第3実施形態の鉄道車両1Fによれば、例えば進行方向後側の車両において補機駆動軸80が落下すると、進行方向前側の車両に位置する運転士は、補機駆動軸80の落下を衝撃音等で気付き難い。しかし、報知装置70Fの警告ランプ70dが点灯するため、補機駆動軸80の落下を確実に認識することができる。そして、進行方向後側の車両では、補機駆動軸80の落下によって断線検知センサ61Fが切断されて、第2落下検出器62Fが、車体回路21Fを介してエンジン制御装置11にエンジン停止の制御指令を出力する。これにより、進行方向後側の車両において、ディーゼルエンジン10の駆動が停止し、ディーゼルエンジン10から補機駆動軸80へ駆動力が伝達しなくなる。
【0077】
こうして、進行方向後側の車両において、いち早くディーゼルエンジン10から落下した補機駆動軸80へ駆動力が伝達されなくなると共に、補機駆動軸80の落下を認識した運転士は、マスコンハンドル23を非常ブレーキの位置に操作して、車両の緊急停止を行う。この結果、車両の走行を速やかに停止させることができ、落下した補機駆動軸80による第2落下防止枠100の破損を抑えることができる。第3実施形態のその他の作用効果は、上述した第2実施形態の作用効果と同様であるため、その説明を省略する。
【0078】
以上、本発明に係る鉄道車両の各実施形態及び各変形例を説明したが、本発明はこれらの実施形態及び変形例に限定されることはなく、その趣旨を逸脱しない範囲で様々な変更が可能である。

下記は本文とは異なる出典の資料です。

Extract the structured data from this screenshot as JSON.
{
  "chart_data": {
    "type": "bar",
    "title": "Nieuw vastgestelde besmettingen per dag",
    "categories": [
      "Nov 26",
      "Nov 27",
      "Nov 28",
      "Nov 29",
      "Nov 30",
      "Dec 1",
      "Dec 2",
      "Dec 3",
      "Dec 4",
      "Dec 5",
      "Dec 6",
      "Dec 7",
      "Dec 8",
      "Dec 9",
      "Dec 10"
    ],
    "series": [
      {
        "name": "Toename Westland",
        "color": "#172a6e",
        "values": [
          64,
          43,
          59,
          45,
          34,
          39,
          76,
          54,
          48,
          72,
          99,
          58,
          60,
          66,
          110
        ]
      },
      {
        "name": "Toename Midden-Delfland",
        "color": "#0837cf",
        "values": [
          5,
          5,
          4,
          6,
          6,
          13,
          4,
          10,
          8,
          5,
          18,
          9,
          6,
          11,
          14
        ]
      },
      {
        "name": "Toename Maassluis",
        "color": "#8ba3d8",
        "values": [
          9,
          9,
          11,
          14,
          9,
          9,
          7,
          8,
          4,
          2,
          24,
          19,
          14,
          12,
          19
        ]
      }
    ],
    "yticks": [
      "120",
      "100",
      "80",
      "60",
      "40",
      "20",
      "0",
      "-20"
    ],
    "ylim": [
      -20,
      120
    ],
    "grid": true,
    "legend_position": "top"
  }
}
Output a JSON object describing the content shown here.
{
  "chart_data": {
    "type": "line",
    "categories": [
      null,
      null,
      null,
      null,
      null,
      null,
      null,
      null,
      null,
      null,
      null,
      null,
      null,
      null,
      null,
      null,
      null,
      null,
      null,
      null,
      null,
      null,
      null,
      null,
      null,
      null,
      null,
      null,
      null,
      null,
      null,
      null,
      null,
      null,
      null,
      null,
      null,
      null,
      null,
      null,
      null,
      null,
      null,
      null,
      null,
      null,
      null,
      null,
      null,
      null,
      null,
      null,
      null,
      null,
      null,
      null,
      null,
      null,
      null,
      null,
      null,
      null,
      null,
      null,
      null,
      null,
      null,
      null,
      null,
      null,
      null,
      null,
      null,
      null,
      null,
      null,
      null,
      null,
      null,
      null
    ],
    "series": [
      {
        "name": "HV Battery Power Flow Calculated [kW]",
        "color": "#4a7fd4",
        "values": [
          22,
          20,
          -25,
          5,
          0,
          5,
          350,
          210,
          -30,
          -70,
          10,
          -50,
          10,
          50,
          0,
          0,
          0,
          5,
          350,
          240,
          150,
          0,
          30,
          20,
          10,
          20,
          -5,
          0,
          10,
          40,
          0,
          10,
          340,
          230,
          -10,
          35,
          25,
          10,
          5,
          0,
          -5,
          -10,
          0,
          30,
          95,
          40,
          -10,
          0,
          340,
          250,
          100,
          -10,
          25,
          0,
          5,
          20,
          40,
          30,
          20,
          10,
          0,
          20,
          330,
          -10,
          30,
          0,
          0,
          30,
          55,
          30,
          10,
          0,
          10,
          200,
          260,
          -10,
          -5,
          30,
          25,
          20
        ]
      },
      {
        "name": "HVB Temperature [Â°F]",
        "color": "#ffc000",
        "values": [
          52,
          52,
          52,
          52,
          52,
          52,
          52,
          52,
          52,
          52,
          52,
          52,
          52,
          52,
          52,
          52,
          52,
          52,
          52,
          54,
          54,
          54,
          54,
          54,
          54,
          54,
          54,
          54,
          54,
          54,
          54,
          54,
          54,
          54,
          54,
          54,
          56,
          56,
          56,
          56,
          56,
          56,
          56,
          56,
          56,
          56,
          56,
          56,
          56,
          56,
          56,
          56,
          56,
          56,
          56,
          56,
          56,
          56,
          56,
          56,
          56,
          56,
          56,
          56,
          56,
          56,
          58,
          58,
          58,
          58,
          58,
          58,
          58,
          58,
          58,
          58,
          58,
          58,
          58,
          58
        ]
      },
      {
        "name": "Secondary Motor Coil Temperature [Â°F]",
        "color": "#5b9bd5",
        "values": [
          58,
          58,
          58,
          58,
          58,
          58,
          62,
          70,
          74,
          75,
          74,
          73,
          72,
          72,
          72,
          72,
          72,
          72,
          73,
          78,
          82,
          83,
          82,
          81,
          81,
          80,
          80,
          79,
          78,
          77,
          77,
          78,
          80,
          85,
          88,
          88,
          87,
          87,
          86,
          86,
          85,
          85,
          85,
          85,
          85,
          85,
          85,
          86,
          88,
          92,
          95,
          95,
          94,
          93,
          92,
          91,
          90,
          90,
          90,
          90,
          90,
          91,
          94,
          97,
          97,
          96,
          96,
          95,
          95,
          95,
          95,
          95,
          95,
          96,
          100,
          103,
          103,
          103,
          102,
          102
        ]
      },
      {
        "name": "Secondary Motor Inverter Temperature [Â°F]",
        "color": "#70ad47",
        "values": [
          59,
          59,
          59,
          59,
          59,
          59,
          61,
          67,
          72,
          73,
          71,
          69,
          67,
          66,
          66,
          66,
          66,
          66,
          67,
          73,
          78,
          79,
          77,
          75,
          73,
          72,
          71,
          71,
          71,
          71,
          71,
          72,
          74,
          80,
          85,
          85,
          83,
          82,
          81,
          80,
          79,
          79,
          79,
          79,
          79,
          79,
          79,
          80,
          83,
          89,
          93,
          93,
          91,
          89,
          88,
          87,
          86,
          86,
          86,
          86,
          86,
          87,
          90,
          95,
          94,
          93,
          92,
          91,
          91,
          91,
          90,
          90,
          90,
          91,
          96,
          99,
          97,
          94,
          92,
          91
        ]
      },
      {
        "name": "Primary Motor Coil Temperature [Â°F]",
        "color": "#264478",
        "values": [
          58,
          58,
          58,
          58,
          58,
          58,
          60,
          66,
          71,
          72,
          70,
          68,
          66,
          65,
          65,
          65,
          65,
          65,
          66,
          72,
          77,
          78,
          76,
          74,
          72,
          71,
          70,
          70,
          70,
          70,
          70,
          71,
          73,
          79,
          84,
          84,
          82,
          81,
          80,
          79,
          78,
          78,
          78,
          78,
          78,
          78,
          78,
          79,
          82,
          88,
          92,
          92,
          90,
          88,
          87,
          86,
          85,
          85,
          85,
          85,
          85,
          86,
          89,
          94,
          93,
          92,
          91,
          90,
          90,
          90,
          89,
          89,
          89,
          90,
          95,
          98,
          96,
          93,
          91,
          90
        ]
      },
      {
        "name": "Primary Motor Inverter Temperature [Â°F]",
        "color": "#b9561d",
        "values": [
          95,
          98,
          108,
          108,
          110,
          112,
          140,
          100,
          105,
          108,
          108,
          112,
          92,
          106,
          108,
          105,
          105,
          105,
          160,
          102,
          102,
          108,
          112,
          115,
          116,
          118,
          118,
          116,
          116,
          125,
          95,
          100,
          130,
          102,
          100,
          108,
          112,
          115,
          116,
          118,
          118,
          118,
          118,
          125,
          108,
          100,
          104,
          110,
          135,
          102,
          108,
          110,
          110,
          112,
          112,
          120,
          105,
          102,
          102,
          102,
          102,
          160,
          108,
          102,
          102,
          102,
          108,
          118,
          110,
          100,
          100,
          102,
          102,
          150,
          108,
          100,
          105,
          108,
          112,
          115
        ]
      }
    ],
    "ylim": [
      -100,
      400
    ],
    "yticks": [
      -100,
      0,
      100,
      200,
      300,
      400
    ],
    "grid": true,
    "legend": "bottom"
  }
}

例えば、第1実施形態及びその変形例の落下検知装置において、断線検知センサを用いて推進軸40の落下を検知したが、その他の方法として、光センサ、タッチセンサ、歪みゲージを用いて推進軸40の落下を検知しても良い。
【0079】
また、第1実施形態においては、
図16に示すように、両端部が自在継手41,42を介して変速機12と減速機33とに連結されている推進軸40に対して、落下検知を行ったが、別の変形例として、両端部が自在継手43,44を介して減速機33と第2減速機34とに連結されている第2推進軸40xに対して、落下検知を行っても良い。別の変形例の場合、落下防止枠50xは、第2推進軸40xが地面に接することを防止していて、台車の牽引梁(図示省略)に取付けられている。第2推進軸40xが本発明の「推進軸」に相当し、落下防止枠50xが本発明の「落下防止枠」に相当し、減速機33が本発明の「変速機側の部材」に相当し、「第2減速機34」が本発明の「台車側の部材」に相当する。
【0080】
また、第1実施形態の変形例において、2本の断線検知センサ61D,61Uを用いて推進軸40の落下の誤検知を防止したが、3本以上の断線検知センサを用いて推進軸40の落下の誤検知を防止しても良い。
また、第2実施形態及びその変形例、第3実施形態に対して、第1実施形態の変形例の落下検知装置60Aを適用しても良い。つまり、各実施形態及びその変形例の特徴を適宜組み合わせて実施しても良い。